Dr. Kathleen DuVal spent nine years working on her award-winning book “Native Nations: A Millennium in North America.” Now, she’s translating that research for a wider audience.
“I’ve moved over time to wanting my books to be able to speak to a wider audience,” DuVal said. “So I’ve worked on ways to write that are not just for academics, but are for history readers.”
“Native Nations” won the Cundill History Prize in October of last year. Awarded annually by McGill University in Montreal, Quebec, the Cundill Prize is one of the most prestigious awards in the field of history. It honors recent history publications embodying “historical scholarship, originality, literary quality, and broad appeal.” The book covers over 1000 years of Native American history, demonstrating the political and cultural institutions built by Natives that persist into the twenty-first century.
Since the book’s release in April 2024, DuVal has written multiple guest essays connecting her research to modern issues.

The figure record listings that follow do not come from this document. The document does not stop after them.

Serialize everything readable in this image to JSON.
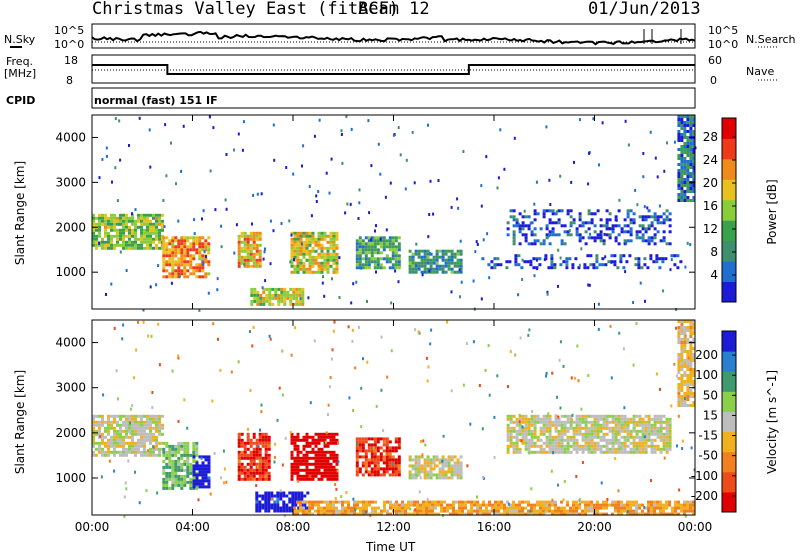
{
  "header": {
    "station": "Christmas Valley East (fitACF)",
    "beam": "Beam 12",
    "date": "01/Jun/2013"
  },
  "noise_panel": {
    "left_label": "N.Sky",
    "right_label": "N.Search",
    "tick_top_left": "10^5",
    "tick_bottom_left": "10^0",
    "tick_top_right": "10^5",
    "tick_bottom_right": "10^0"
  },
  "freq_panel": {
    "left_label_line1": "Freq.",
    "left_label_line2": "[MHz]",
    "left_tick_top": "18",
    "left_tick_bottom": "8",
    "right_label": "Nave",
    "right_tick_top": "60",
    "right_tick_bottom": "0",
    "cpid_label": "CPID",
    "program_name": "normal (fast) 151 IF"
  },
  "colors": {
    "power_scale": [
      "#1b1bd8",
      "#1f6fd0",
      "#3f8f6f",
      "#3aa24a",
      "#8acd3a",
      "#e8c020",
      "#f08a1a",
      "#ee3a1a",
      "#e00000"
    ],
    "velocity_scale": [
      "#1b1bd8",
      "#2a7fd0",
      "#3f9a6f",
      "#8ad04a",
      "#bdbdbd",
      "#f0b020",
      "#f08020",
      "#ee4a1a",
      "#e00000"
    ]
  },
  "chart_data": [
    {
      "type": "heatmap",
      "name": "power",
      "ylabel": "Slant Range [km]",
      "xlabel": "Time UT",
      "x_ticks": [
        "00:00",
        "04:00",
        "08:00",
        "12:00",
        "16:00",
        "20:00",
        "00:00"
      ],
      "xlim_hours": [
        0,
        24
      ],
      "y_ticks": [
        1000,
        2000,
        3000,
        4000
      ],
      "ylim_km": [
        180,
        4500
      ],
      "colorbar_label": "Power [dB]",
      "colorbar_ticks": [
        "4",
        "8",
        "12",
        "16",
        "20",
        "24",
        "28"
      ],
      "regions": [
        {
          "t0": 0.0,
          "t1": 2.8,
          "r0": 1500,
          "r1": 2300,
          "v": 16
        },
        {
          "t0": 2.8,
          "t1": 4.6,
          "r0": 900,
          "r1": 1800,
          "v": 22
        },
        {
          "t0": 5.8,
          "t1": 6.7,
          "r0": 1100,
          "r1": 1900,
          "v": 20
        },
        {
          "t0": 6.3,
          "t1": 8.4,
          "r0": 300,
          "r1": 650,
          "v": 18
        },
        {
          "t0": 7.9,
          "t1": 9.8,
          "r0": 1000,
          "r1": 1900,
          "v": 18
        },
        {
          "t0": 10.5,
          "t1": 12.2,
          "r0": 1100,
          "r1": 1800,
          "v": 12
        },
        {
          "t0": 12.6,
          "t1": 14.7,
          "r0": 1000,
          "r1": 1500,
          "v": 10
        },
        {
          "t0": 16.5,
          "t1": 23.0,
          "r0": 1600,
          "r1": 2400,
          "v": 5
        },
        {
          "t0": 15.5,
          "t1": 23.5,
          "r0": 1100,
          "r1": 1400,
          "v": 5
        },
        {
          "t0": 23.3,
          "t1": 24.0,
          "r0": 2600,
          "r1": 4500,
          "v": 8
        }
      ]
    },
    {
      "type": "heatmap",
      "name": "velocity",
      "ylabel": "Slant Range [km]",
      "xlabel": "Time UT",
      "x_ticks": [
        "00:00",
        "04:00",
        "08:00",
        "12:00",
        "16:00",
        "20:00",
        "00:00"
      ],
      "xlim_hours": [
        0,
        24
      ],
      "y_ticks": [
        1000,
        2000,
        3000,
        4000
      ],
      "ylim_km": [
        180,
        4500
      ],
      "colorbar_label": "Velocity [m s^-1]",
      "colorbar_ticks": [
        "200",
        "100",
        "50",
        "15",
        "-15",
        "-50",
        "-100",
        "-200"
      ],
      "regions": [
        {
          "t0": 0.0,
          "t1": 2.8,
          "r0": 1500,
          "r1": 2400,
          "v": 0
        },
        {
          "t0": 2.8,
          "t1": 4.2,
          "r0": 800,
          "r1": 1800,
          "v": 60
        },
        {
          "t0": 4.0,
          "t1": 4.6,
          "r0": 800,
          "r1": 1500,
          "v": 200
        },
        {
          "t0": 5.8,
          "t1": 7.0,
          "r0": 1000,
          "r1": 2000,
          "v": -150
        },
        {
          "t0": 6.5,
          "t1": 8.6,
          "r0": 300,
          "r1": 700,
          "v": 200
        },
        {
          "t0": 7.9,
          "t1": 9.8,
          "r0": 1000,
          "r1": 2000,
          "v": -200
        },
        {
          "t0": 10.5,
          "t1": 12.2,
          "r0": 1100,
          "r1": 1900,
          "v": -150
        },
        {
          "t0": 12.6,
          "t1": 14.7,
          "r0": 1000,
          "r1": 1500,
          "v": 0
        },
        {
          "t0": 8.0,
          "t1": 24.0,
          "r0": 200,
          "r1": 500,
          "v": -60
        },
        {
          "t0": 16.5,
          "t1": 23.0,
          "r0": 1600,
          "r1": 2400,
          "v": 0
        },
        {
          "t0": 23.3,
          "t1": 24.0,
          "r0": 2600,
          "r1": 4500,
          "v": -30
        }
      ]
    }
  ]
}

From The New York Times to The Atlantic, she takes the research and writing skills that won her the Cundill and applies them to a new audience. Her recent writings include:
- Enough With the Land Acknowledgments
- Indigenous people’s concerns and demands must lead the way as we move beyond apologies
- How Native Americans guarded their societies against tyranny
- A 600-Year-Old Blueprint for Weathering Climate Change
DuVal began writing editorial pieces after the release of her second book, “Independence Lost: Lives on the Edge of the American Revolution (2015).”
Reading the news often sparks a connection between current events and her research, something she explores in her essays. History, as DuVal sees it, holds lessons that can be applied to our current world – and different mediums can help spread those ideas.
“The trick is not oversimplifying,” she said. “To still do the kinds of things we want to do as historians and to show that history is complicated and meant different things to different people, but do that in a much smaller number of words.”
When relying on oral histories and 500 years of written documentation to tie together over 1000 years of history, it can be difficult to condense everything into an essay-length piece. DuVal chooses anecdotes and examples that are easier to explain and relies on the help of experienced editors to cut down her writing.
By adapting work like “Native Nations” for new audiences, historians can contribute new (and old) ideas to pressing conversations.
“I really think historians have something to say to people. I think we can give some perspective,” DuVal said. “We don’t have answers. But there are some things just shy of answers… I think that can help us understand what things are going on today.”